Viropro Inc. - a company that serves as a bridge between therapeutic proteins and developing countries - signed its first major deal, with the Tunisia-based pharmaceutical firm BioChallenge.

The alliance, or memorandum of understanding, means Viropro could earn $27.5 million in U.S. revenues over a 10-year period in which BioChallenge markets erythropoietin, interferon beta and growth factors such as G-CSF to Indonesia, Pakistan and countries in Africa, the Middle East and in Europe. The first proteins should reach those markets in 2009 to treat diseases such as cancer and multiple sclerosis.

For privately held BioChallenge, the deal means Tunisia will be home to the first manufacturing facility for therapeutic proteins in that part of the world.

Since 1982 when the first recombinant pharmaceutical product was approved by the FDA, the field has become very large, but the therapies have not been accessed easily - let alone affordable - for developing and third-world countries. Montreal-based Viropro has acquired intellectual property that enables it to transfer the technology of bio-generic products to regions that at one time only could access the drugs through foreign-owned pharmaceutical companies.

"You might say it's a new company devoted to the transfer of technology of therapeutic proteins that are out of patent," said Jean-Marie Dupuy, Viropro's president and CEO.

Several bio-recombinant products already are in the public domain or will become public by 2007. The top 10 recombinant products that will be public next year had recent annual worldwide sales of $15 billion.
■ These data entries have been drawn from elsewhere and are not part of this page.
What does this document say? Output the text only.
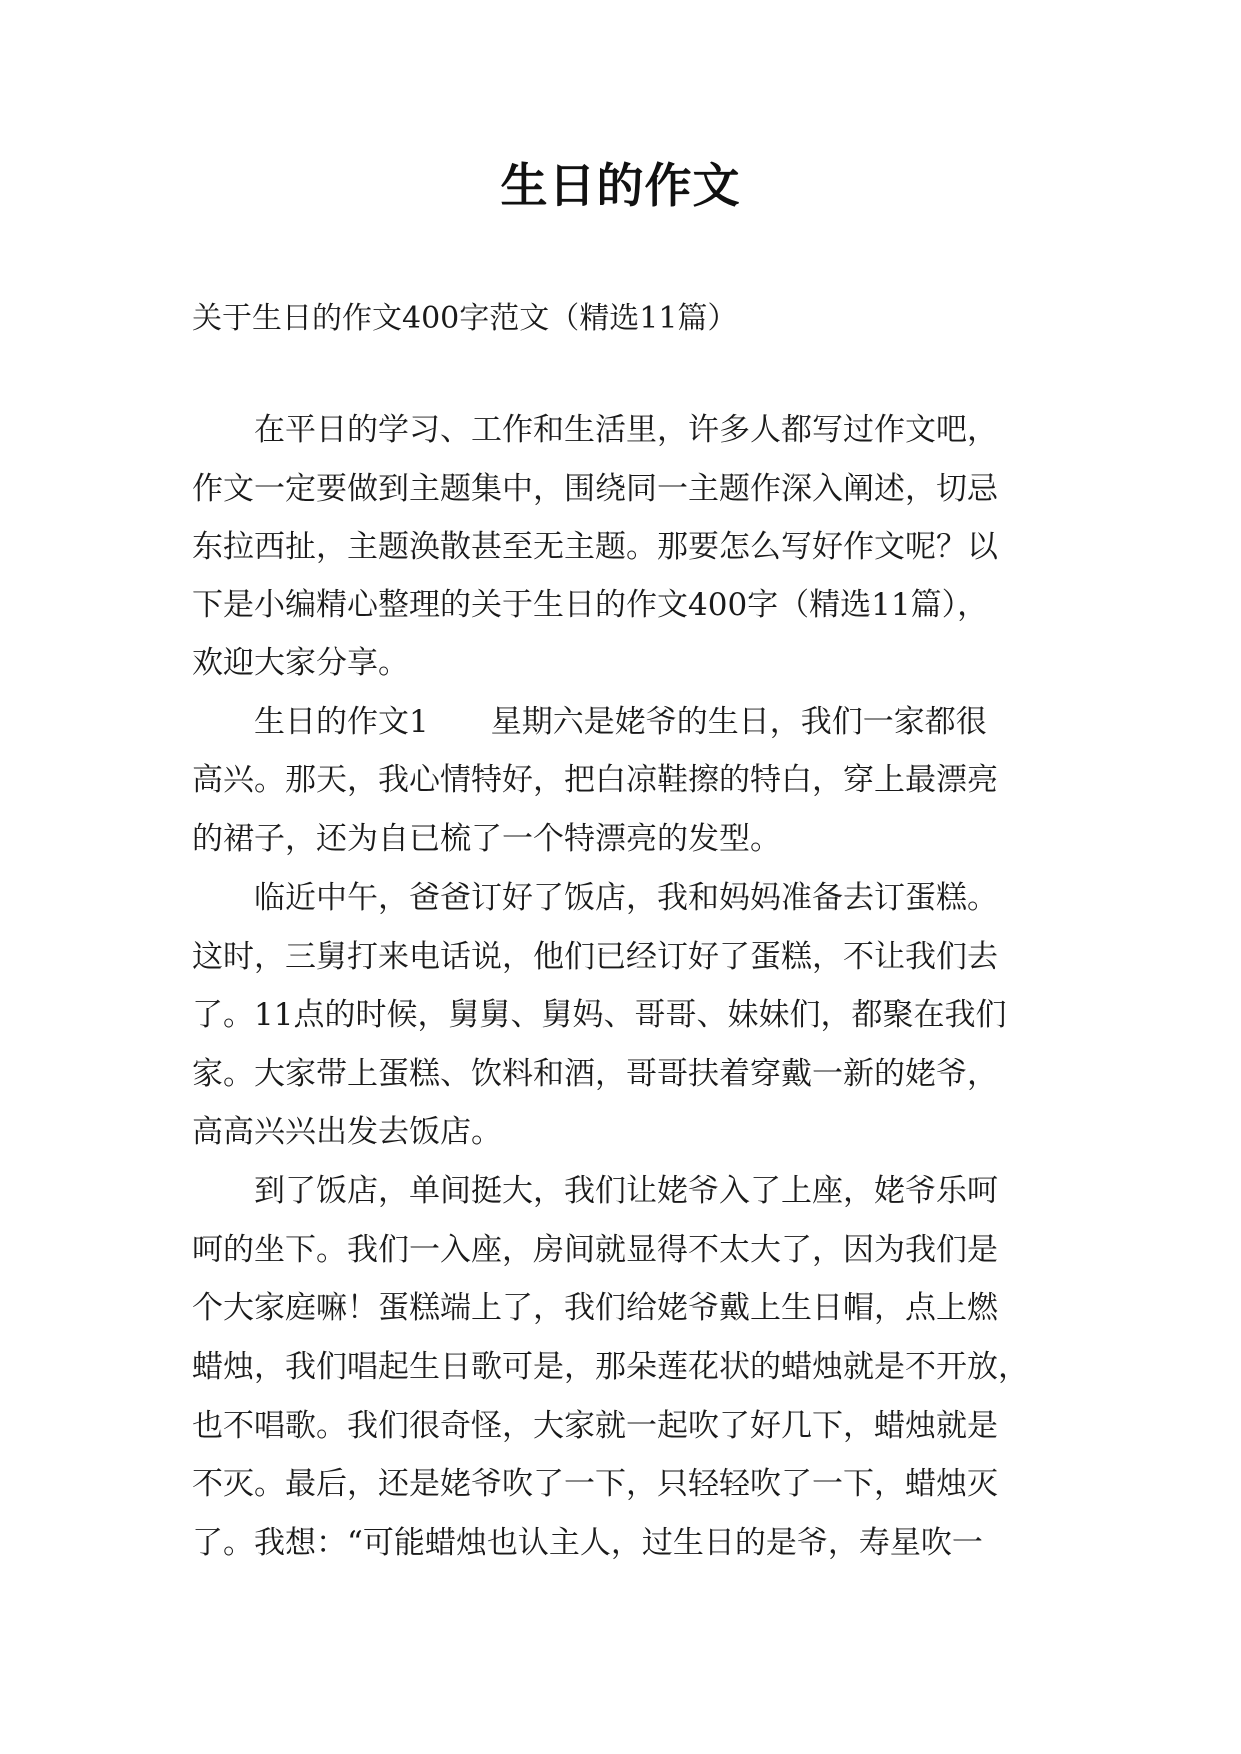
生日的作文
关于生日的作文400字范文（精选11篇）
　　在平日的学习、工作和生活里，许多人都写过作文吧，
作文一定要做到主题集中，围绕同一主题作深入阐述，切忌
东拉西扯，主题涣散甚至无主题。那要怎么写好作文呢？以
下是小编精心整理的关于生日的作文400字（精选11篇），
欢迎大家分享。
　　生日的作文1　　星期六是姥爷的生日，我们一家都很
高兴。那天，我心情特好，把白凉鞋擦的特白，穿上最漂亮
的裙子，还为自已梳了一个特漂亮的发型。
　　临近中午，爸爸订好了饭店，我和妈妈准备去订蛋糕。
这时，三舅打来电话说，他们已经订好了蛋糕，不让我们去
了。11点的时候，舅舅、舅妈、哥哥、妹妹们，都聚在我们
家。大家带上蛋糕、饮料和酒，哥哥扶着穿戴一新的姥爷，
高高兴兴出发去饭店。
　　到了饭店，单间挺大，我们让姥爷入了上座，姥爷乐呵
呵的坐下。我们一入座，房间就显得不太大了，因为我们是
个大家庭嘛！蛋糕端上了，我们给姥爷戴上生日帽，点上燃
蜡烛，我们唱起生日歌可是，那朵莲花状的蜡烛就是不开放，
也不唱歌。我们很奇怪，大家就一起吹了好几下，蜡烛就是
不灭。最后，还是姥爷吹了一下，只轻轻吹了一下，蜡烛灭
了。我想：“可能蜡烛也认主人，过生日的是爷，寿星吹一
In the coming years, those types of products are expected to represent the majority of those registered with the FDA.

Large pharmaceutical firms often are interested only in transferring their technology to major markets, forcing emerging markets to buy the drugs at high prices. For countries in South America and Africa, "not to have access to this kind of technology in the coming years will be sort of difficult," Dupuy told BioWorld Today.

He called the agreement with BioChallenge "the first of its kind" for the company, which is working toward similar deals in other markets.

"We are presently talking to several companies in South America and in the Middle East, and in India, as well," he said.

The $27.5 million in revenues would come to Viropro in the form of fixed licensing fees, development milestones, technology-transfer payments and royalties that vary from 5 percent to 10 percent of net sales, depending on the volume. The money disclosed involves conservative market penetration of three therapeutic proteins - $10.5 million in the first four years, and about $17 million in the term's remaining six-year period.

Potentially generating more revenue, Viropro also will deliver technology for a fourth protein selected by BioChallenge.

Viropro is developing its products "almost at cost," Dupuy said. "Our benefit is mostly coming afterward through royalties, and that will add up, because each year there will be new products coming out of patents."

The company's research and development procedures are the result of alliances with Immuno Japan Institute, the Biotechnology Research Institute of the National Research Council Canada in Montreal, and Alimentary and Veterinary Biotechnology Institute of the University of Montreal.

Formed in November 2004 through a public shell, Viropro gained a new management team six months ago and currently has about 10 employees. It is in the process of raising money through a private placement.

The company's stock (OTC BB:VPRO) dropped 5 cents on Thursday, to close at $1.30.